O halde neden patates ithal ediyoruz?

1- Dünya Ticaret Örgütü (DTÖ) normlarına göre, kendine yeterli olduğun üründe dahi %5 oranında ithalat zorunluluğu var.

2- Tüccar, çiftçiden çok düşük fiyata aldığı soğanı ve patatesi depoluyor, bekletiyor, fiyat bu yüzden yükseliyor. Fiyat yükseldiğinde satışa sunuyor.

3- Yaş meyve-sebze üretiminden, zincirin son halkası olan alıcıya (tüketiciye) gelene kadar çok durak var. Bunlar; üretici, hal dışı tüccarlar, toptancı halinde faaliyet gösteren komisyoncu/tüccarlar, sevkiyatçılar ve perakendeciler, en sonunda ise tüketici yer alıyor.

Bu durum sakıncalı mı? Evet! Neden? Peki, bunun sakıncası ne?

Şöyle;

– Üreticiyi aracıya bağımlı kılıyor.

– Zincirin uzamasına neden oluyor.

– Zincirin her halkasında eklenen aracı kârı ve devletin vergisi, maliyetleri arttırıyor. Fiyatlar yükseldikçe yükseliyor. Tüketiciyi pahalı tüketmek zorunda bırakıyor.

Çiftçi Sendikaları Konfederasyonu olarak diyoruz ki;

– DTÖ tarım ve gıdadan çekilsin.

– Aracılı sistem kalksın.

Her türlü aracıyı aradan çıkarabilen, üretici ile tüketiciyi örgütleri aracılığıyla doğrudan buluşturan kooperatifler, aracılı sistemin alternatifidir.

Üretici ve tüketici kooperatiflerinin kurulmasıyla;

– Çiftçi ürettiği ürünü ilk halinde elinden çıkarmayacak. İşleyecek, işlediği ürününü paketleyecek, son halka olan tüketiciye ulaştıracak, bu süreçteki oluşan katma değere de sahip olmuş olacak.

– Bu süreçte oluşan katma değerin yanı sıra aynı zamanda kendi ürettiğinin tüketeni olabilecek.

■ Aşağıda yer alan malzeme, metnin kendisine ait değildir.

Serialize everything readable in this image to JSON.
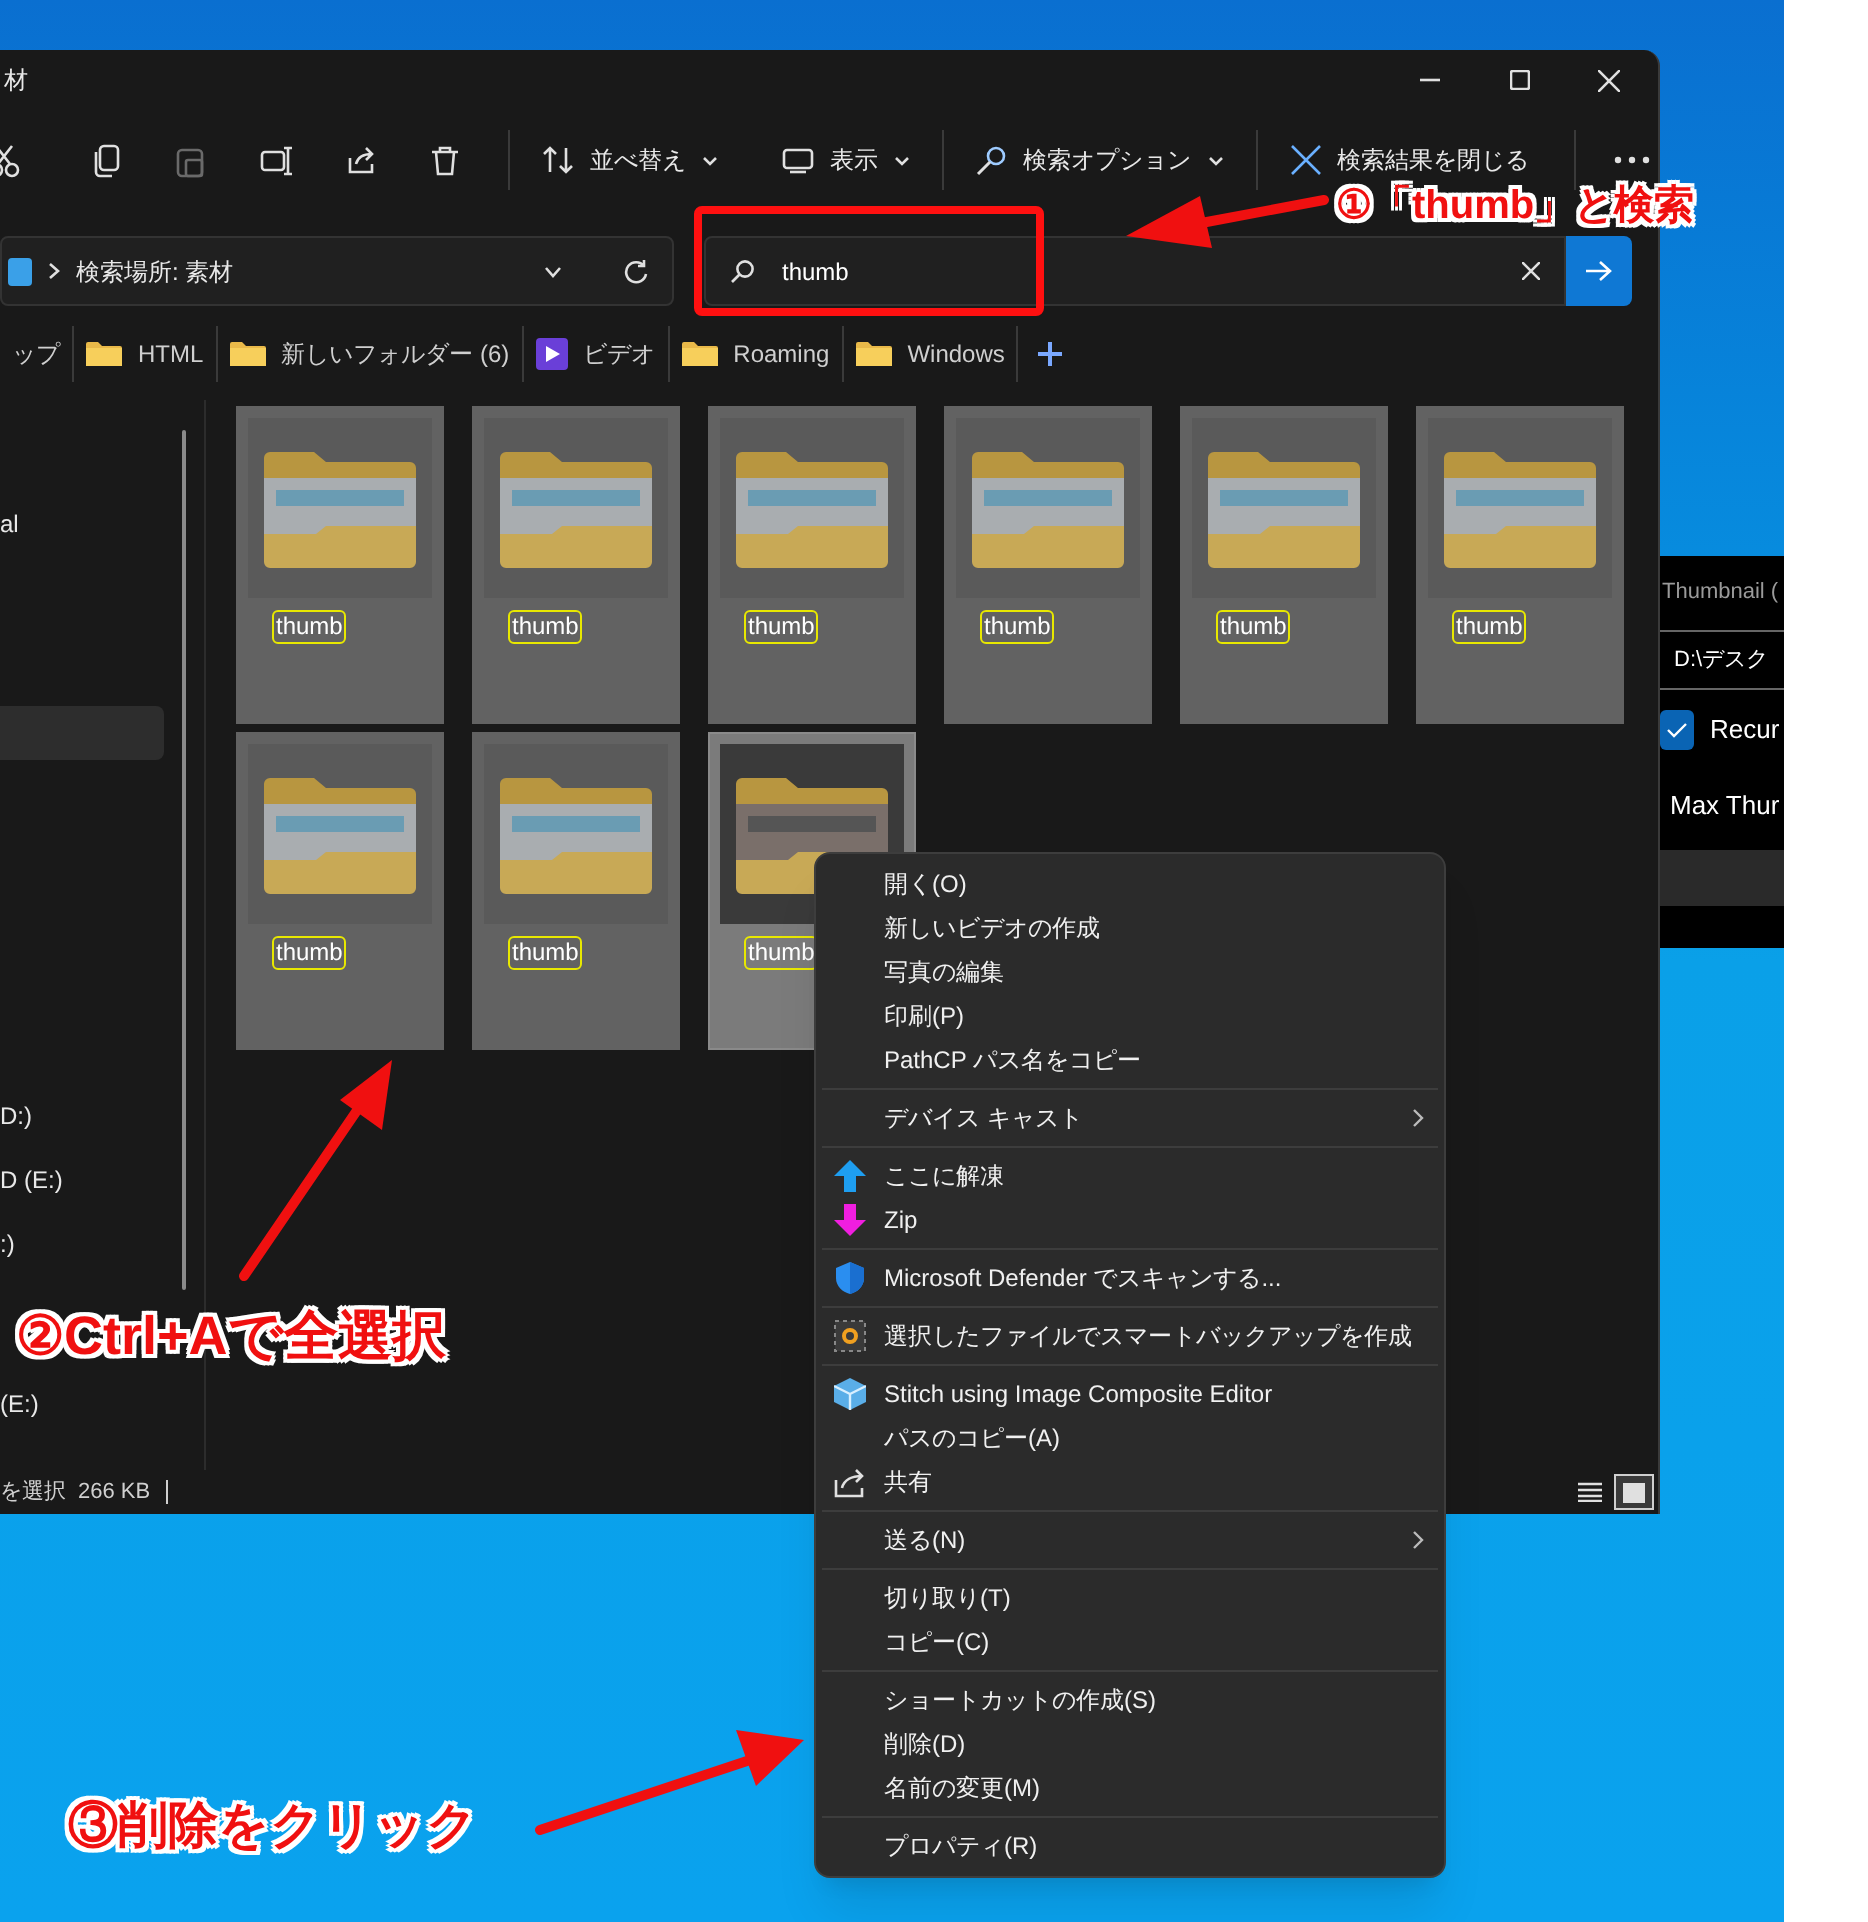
{
  "window": {
    "title": "材"
  },
  "toolbar": {
    "buttons": [
      {
        "label": "並べ替え",
        "kind": "sort"
      },
      {
        "label": "表示",
        "kind": "view"
      },
      {
        "label": "検索オプション",
        "kind": "options"
      },
      {
        "label": "検索結果を閉じる",
        "kind": "close"
      }
    ]
  },
  "address_bar": {
    "path": "検索場所: 素材"
  },
  "search": {
    "value": "thumb"
  },
  "quick_tabs": [
    {
      "label": "ップ",
      "kind": "text"
    },
    {
      "label": "HTML",
      "kind": "folder"
    },
    {
      "label": "新しいフォルダー (6)",
      "kind": "folder"
    },
    {
      "label": "ビデオ",
      "kind": "video"
    },
    {
      "label": "Roaming",
      "kind": "folder"
    },
    {
      "label": "Windows",
      "kind": "folder"
    }
  ],
  "sidebar": {
    "items": [
      {
        "label": "al",
        "selected": false
      },
      {
        "selected": true
      },
      {
        "label": "D:)",
        "selected": false
      },
      {
        "label": "D (E:)",
        "selected": false
      },
      {
        "label": ":)",
        "selected": false
      },
      {
        "label": "(E:)",
        "selected": false
      }
    ]
  },
  "files": [
    {
      "name": "thumb",
      "selected": true,
      "focused": false
    },
    {
      "name": "thumb",
      "selected": true,
      "focused": false
    },
    {
      "name": "thumb",
      "selected": true,
      "focused": false
    },
    {
      "name": "thumb",
      "selected": true,
      "focused": false
    },
    {
      "name": "thumb",
      "selected": true,
      "focused": false
    },
    {
      "name": "thumb",
      "selected": true,
      "focused": false
    },
    {
      "name": "thumb",
      "selected": true,
      "focused": false
    },
    {
      "name": "thumb",
      "selected": true,
      "focused": false
    },
    {
      "name": "thumb",
      "selected": true,
      "focused": true
    }
  ],
  "status_bar": {
    "selection": "を選択",
    "size": "266 KB",
    "views": [
      {
        "kind": "details",
        "selected": false
      },
      {
        "kind": "tiles",
        "selected": true
      }
    ]
  },
  "context_menu": {
    "groups": [
      [
        {
          "label": "開く(O)"
        },
        {
          "label": "新しいビデオの作成"
        },
        {
          "label": "写真の編集"
        },
        {
          "label": "印刷(P)"
        },
        {
          "label": "PathCP パス名をコピー"
        }
      ],
      [
        {
          "label": "デバイス キャスト",
          "submenu": true
        }
      ],
      [
        {
          "label": "ここに解凍",
          "kind": "extract"
        },
        {
          "label": "Zip",
          "kind": "zip"
        }
      ],
      [
        {
          "label": "Microsoft Defender でスキャンする...",
          "kind": "defender"
        }
      ],
      [
        {
          "label": "選択したファイルでスマートバックアップを作成",
          "kind": "backup"
        }
      ],
      [
        {
          "label": "Stitch using Image Composite Editor",
          "kind": "stitch"
        },
        {
          "label": "パスのコピー(A)"
        },
        {
          "label": "共有",
          "kind": "share"
        }
      ],
      [
        {
          "label": "送る(N)",
          "submenu": true
        }
      ],
      [
        {
          "label": "切り取り(T)"
        },
        {
          "label": "コピー(C)"
        }
      ],
      [
        {
          "label": "ショートカットの作成(S)"
        },
        {
          "label": "削除(D)"
        },
        {
          "label": "名前の変更(M)"
        }
      ],
      [
        {
          "label": "プロパティ(R)"
        }
      ]
    ]
  },
  "background_window": {
    "title": "Thumbnail (",
    "path": "D:\\デスク",
    "checkbox": {
      "label": "Recur",
      "checked": true
    },
    "field_label": "Max Thur"
  },
  "annotations": [
    {
      "text": "①「thumb」と検索"
    },
    {
      "text": "②Ctrl+Aで全選択"
    },
    {
      "text": "③削除をクリック"
    }
  ]
}
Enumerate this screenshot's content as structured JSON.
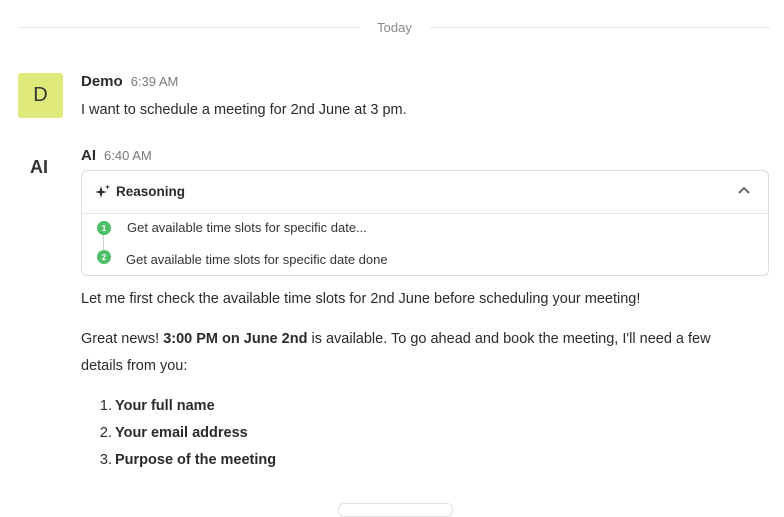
{
  "separator": {
    "label": "Today"
  },
  "messages": [
    {
      "avatar": "D",
      "avatar_color": "#dfe97a",
      "author": "Demo",
      "time": "6:39 AM",
      "text": "I want to schedule a meeting for 2nd June at 3 pm."
    },
    {
      "avatar": "AI",
      "author": "AI",
      "time": "6:40 AM",
      "reasoning": {
        "title": "Reasoning",
        "icon": "sparkle-icon",
        "toggle_icon": "chevron-up-icon",
        "steps": [
          {
            "number": "1",
            "text": "Get available time slots for specific date..."
          },
          {
            "number": "2",
            "text": "Get available time slots for specific date done"
          }
        ],
        "step_color": "#4fbf6a"
      },
      "paragraph1": "Let me first check the available time slots for 2nd June before scheduling your meeting!",
      "paragraph2_pre": "Great news! ",
      "paragraph2_bold": "3:00 PM on June 2nd",
      "paragraph2_post": " is available. To go ahead and book the meeting, I'll need a few",
      "paragraph2_line2": "details from you:",
      "list": [
        {
          "number": "1.",
          "label": "Your full name"
        },
        {
          "number": "2.",
          "label": "Your email address"
        },
        {
          "number": "3.",
          "label": "Purpose of the meeting"
        }
      ]
    }
  ]
}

Sömürülmeyecek!

– Ürün işleme aşamasının yaratacağı istihdamla iş olanağı sağlamış olunacak. Kente akın büyük ölçüde yavaşlayacak.

– Kırsalda yaşayanların sosyal seviyesi yükselecek.

– Doğa tahrip olmayacak.

– Kentlere göç akını sonucu oluşan işsizlik ve konut sorunu azalacak.

– Kentte yaşayanlar sağlıklı ürünle buluşabilecek. Ucuz ürün tüketebilecek. Sömürülmeyecek! Gıda egemenliğini üretici ve tüketici yeniden ele geçirmiş olacak.

Yoksa, bugün patates ve soğanda yaşadıklarımızı ilerde diğer ürünlerde de yaşamak zorunda kalırız!”